Etichetta Ecologica di Tipo III (ISO/TR 14025) – E’ la cosidetta EPD (_Dichiarazione Ambientale di Prodotto o Ecoprofile_). Essa riporta informazioni ambientali su un prodotto in base a parametri prestabiliti ed è sottoposta ad un controllo indipendente. L’EPD è indicata per prodotti e servizi lungo la filiera produttiva e, riferendosi a Normative ISO, è riconosciuta su tutto il mercato internazionale.
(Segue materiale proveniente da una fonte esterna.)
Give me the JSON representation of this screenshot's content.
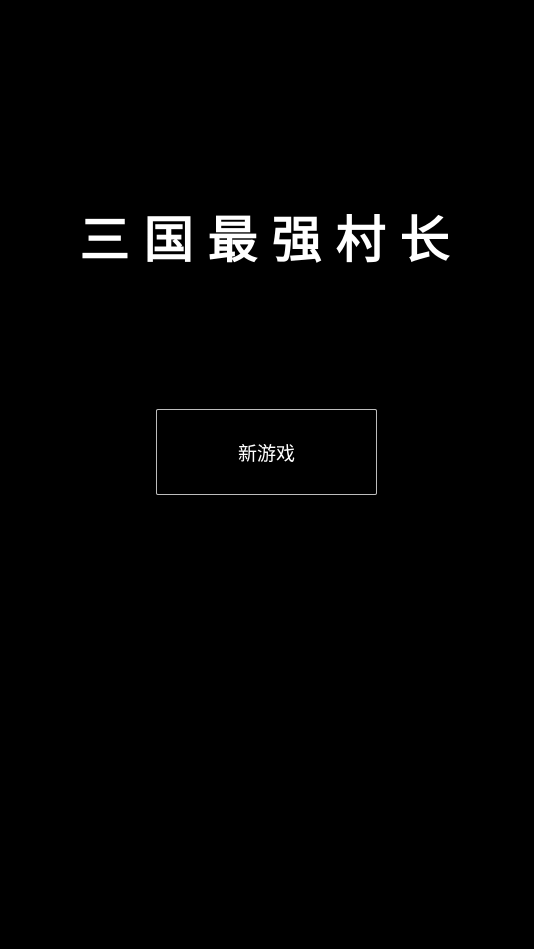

L’EPD consiste in sintesi, in una scheda di prodotto relativa ai potenziali impatti ambientali associati all’intero arco del ciclo di vita, valutato con metodologia normata ISO.

Per informazioni più dettagliate sulle varie politiche di prodotto e applicazioni dell’LCA si rimanda comunque alla consultazione del recente dossier ENEA sull’LCA in Italia.

Possibili svantaggi nell’utilizzo dell’LCA
Nonostante le applicazioni dell’LCA siano innumerevoli, (dal marketing ambientale, fino all’attuazione di strategie aziendali per lo sviluppo e il miglioramento di prodotti e processi), un analisi approfondita effettuata attraverso questa metodologia può, a volte, risultare dispendiosa e complessa.
Dispendiosa perché il costo relativo allo svolgimento di un LCA e all’ottenimento di un marchio di certificazione di prodotto può essere molto alto e spesso i benefici che ne possono derivare sono visibili solo nel lungo periodo (per questo tante aziende spesso percepiscono i temi ambientali come degli oneri aggiuntivi imposti).
Complessa perché, per eseguire uno studio dettagliato sull’intero ciclo di vita di un prodotto-servizio, è necessario acquisire una notevole quantità di dati ambientali durante ogni singola “fase esistenziale”, e si devono conoscere in modo approfondito tutti gli strumenti di supporto quali software e banche dati.
Per questo si stanno sempre più sviluppando strumenti di LCA semplificata che consentano una verifica immediata del ciclo di vita dei prodotti anche a coloro che non possiedono tutte le competenze e le risorse necessarie per realizzare uno studio dettagliato.
Inoltre, un altro aspetto di fondamentale importanza per la buona riuscita di uno studio di LCA, è la disponibilità di dati attendibili. A tal proposito si sta cercando di favorire, in campo internazionale ed europeo, l’accessibilità, la disponibilità e lo scambio gratuito e libero di dati LCA attraverso lo sviluppo di Banche Dati pubbliche, protette, compatibili, trasparenti ed accreditate.